Tatil olduğumuz dönemde ABD Başkanı Trump’ın hrm Çin’e uygulanacak tarifelerde hem de haftanın açılışında gündemi meşgul eden Fed Başkanı Powell’a dair söylemlerinde geri adım atması risk iştahına olumlu yansıdı.
ABD endeksleri yükseliş kaydederken, gelişen piyasalar da buna büyük ölçüde iştirak etti. Ancak aynı olumlu görünümün bize sirayet etmediğini görmekteyiz. CDS kredi temerrüt risk primi hafif de olsa yukarı gelirken, döviz sepeti bazında yaşanan yükselişin ilerideki dönemde enflasyon üzerinde de negatif etkilerini takip edeceğiz. Dolayısıyla önümüzdeki toplantılarda PPK toplantılarında faiz indirimlerinin ivedilikle gelmesi zor gözükmekte.
Altında belirleyici Merkez Bankaları
Özellikle Türk yatırımcısının her zaman sevdiği ve portföyünde yer verdiği altın konusuna gelecek olursak, Trump’ın attığı uzlaşmacı adımlarla beraber görülen tarihi zirveden %5 gibi anlamlı bir geri çekilme yaşadık.
Özellikle Çin ve Hindistan tarafından gelen talep gösteriyor ki, zaman zaman ülkemizin de dahil olduğu, altını rezervlerini çeşitlendirme aracı olarak değerlendiren merkez bankaları grubu, burada belirleyici konumda.

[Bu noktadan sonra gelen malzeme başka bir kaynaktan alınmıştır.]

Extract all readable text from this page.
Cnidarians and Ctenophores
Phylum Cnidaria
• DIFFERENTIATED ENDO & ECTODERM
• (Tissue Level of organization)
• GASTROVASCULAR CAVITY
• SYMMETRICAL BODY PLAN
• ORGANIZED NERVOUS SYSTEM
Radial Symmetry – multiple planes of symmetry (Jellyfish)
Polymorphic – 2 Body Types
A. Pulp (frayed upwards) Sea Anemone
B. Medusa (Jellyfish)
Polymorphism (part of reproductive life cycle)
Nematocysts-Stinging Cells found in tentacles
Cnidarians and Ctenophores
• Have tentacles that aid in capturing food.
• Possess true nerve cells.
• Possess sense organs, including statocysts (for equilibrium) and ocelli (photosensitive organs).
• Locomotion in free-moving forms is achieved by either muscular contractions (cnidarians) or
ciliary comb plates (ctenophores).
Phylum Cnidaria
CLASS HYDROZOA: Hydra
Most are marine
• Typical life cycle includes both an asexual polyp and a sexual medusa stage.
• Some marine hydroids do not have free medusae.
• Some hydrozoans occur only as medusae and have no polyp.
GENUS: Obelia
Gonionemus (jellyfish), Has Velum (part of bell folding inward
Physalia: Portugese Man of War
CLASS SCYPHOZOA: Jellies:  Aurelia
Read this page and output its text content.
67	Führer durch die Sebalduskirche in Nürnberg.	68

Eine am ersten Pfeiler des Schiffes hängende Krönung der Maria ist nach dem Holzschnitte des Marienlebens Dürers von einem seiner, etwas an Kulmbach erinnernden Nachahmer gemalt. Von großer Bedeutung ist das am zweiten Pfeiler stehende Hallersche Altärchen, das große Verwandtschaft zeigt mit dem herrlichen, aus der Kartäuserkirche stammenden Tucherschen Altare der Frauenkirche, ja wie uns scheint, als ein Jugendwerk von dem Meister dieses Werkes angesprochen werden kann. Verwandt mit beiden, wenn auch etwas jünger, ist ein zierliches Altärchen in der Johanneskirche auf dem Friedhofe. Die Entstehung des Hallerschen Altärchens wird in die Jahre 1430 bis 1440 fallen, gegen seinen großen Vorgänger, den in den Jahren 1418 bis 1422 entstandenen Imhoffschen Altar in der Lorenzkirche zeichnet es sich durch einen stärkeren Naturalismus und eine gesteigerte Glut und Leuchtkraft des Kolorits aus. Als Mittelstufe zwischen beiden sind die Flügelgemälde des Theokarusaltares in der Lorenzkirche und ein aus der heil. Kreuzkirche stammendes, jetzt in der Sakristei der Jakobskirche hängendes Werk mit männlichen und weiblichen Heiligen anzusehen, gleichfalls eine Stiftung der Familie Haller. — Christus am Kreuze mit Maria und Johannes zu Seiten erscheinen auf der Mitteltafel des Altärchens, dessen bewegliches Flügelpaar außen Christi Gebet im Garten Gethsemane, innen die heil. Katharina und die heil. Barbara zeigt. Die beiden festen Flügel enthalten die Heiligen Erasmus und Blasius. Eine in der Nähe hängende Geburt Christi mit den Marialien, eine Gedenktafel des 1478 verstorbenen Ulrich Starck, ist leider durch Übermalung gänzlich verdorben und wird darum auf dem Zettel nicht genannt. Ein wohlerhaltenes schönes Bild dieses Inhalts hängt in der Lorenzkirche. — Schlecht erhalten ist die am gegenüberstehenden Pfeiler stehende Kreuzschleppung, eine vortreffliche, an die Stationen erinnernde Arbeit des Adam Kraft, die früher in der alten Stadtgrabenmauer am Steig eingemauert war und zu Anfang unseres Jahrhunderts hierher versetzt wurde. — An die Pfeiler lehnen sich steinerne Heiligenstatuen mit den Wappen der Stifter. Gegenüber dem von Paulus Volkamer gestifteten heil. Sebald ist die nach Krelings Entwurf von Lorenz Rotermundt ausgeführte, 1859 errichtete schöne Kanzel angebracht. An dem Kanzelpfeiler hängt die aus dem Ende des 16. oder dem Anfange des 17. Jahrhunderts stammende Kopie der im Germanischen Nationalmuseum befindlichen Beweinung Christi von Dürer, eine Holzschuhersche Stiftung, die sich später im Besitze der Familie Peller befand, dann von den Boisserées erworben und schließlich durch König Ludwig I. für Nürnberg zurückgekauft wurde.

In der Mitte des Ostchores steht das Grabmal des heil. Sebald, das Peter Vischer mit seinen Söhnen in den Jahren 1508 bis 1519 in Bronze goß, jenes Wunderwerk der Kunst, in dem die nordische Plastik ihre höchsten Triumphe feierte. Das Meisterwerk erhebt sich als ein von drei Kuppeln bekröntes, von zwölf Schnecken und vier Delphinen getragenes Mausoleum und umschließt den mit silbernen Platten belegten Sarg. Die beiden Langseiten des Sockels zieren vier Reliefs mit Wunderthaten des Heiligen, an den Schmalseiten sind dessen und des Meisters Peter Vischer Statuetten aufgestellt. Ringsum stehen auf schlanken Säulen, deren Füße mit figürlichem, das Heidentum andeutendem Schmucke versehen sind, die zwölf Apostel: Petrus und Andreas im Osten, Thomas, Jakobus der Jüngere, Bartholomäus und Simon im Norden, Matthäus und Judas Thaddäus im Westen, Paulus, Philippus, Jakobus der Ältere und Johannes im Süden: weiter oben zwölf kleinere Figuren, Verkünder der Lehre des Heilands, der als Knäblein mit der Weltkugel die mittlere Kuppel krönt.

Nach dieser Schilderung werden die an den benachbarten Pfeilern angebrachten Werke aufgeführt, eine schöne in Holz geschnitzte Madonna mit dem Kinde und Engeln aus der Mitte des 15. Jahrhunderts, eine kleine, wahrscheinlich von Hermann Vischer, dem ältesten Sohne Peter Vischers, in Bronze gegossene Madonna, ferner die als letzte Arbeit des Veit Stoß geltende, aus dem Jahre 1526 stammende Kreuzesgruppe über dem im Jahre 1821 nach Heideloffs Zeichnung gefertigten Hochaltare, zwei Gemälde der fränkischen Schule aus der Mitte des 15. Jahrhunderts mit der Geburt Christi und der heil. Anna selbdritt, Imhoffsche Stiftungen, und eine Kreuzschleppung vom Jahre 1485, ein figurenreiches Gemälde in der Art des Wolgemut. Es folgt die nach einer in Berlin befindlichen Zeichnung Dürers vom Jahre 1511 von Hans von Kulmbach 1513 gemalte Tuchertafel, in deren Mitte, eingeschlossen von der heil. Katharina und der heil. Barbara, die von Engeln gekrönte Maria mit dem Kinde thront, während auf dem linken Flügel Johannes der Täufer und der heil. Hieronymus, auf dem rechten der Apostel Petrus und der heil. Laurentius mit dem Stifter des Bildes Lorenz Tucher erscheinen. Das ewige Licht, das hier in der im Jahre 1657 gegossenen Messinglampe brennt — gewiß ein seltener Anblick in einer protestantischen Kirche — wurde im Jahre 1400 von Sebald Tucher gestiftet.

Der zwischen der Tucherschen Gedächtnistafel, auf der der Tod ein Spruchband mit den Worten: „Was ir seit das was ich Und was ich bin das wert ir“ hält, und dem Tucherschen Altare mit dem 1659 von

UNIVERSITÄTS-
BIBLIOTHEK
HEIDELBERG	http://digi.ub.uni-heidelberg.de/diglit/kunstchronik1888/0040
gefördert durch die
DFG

Diğer yandan İran ile ABD arasındaki görüşmeler ve Ukrayna ile Rusya arasında olası ateşkese dair beklentiler de altın fiyatlarındaki jeopolitik risk köpüğünü kısmen geri alabilir. Dolayısıyla yaşananları ana yükseliş trendi içinde düzeltme olarak değerlendirmek daha makul.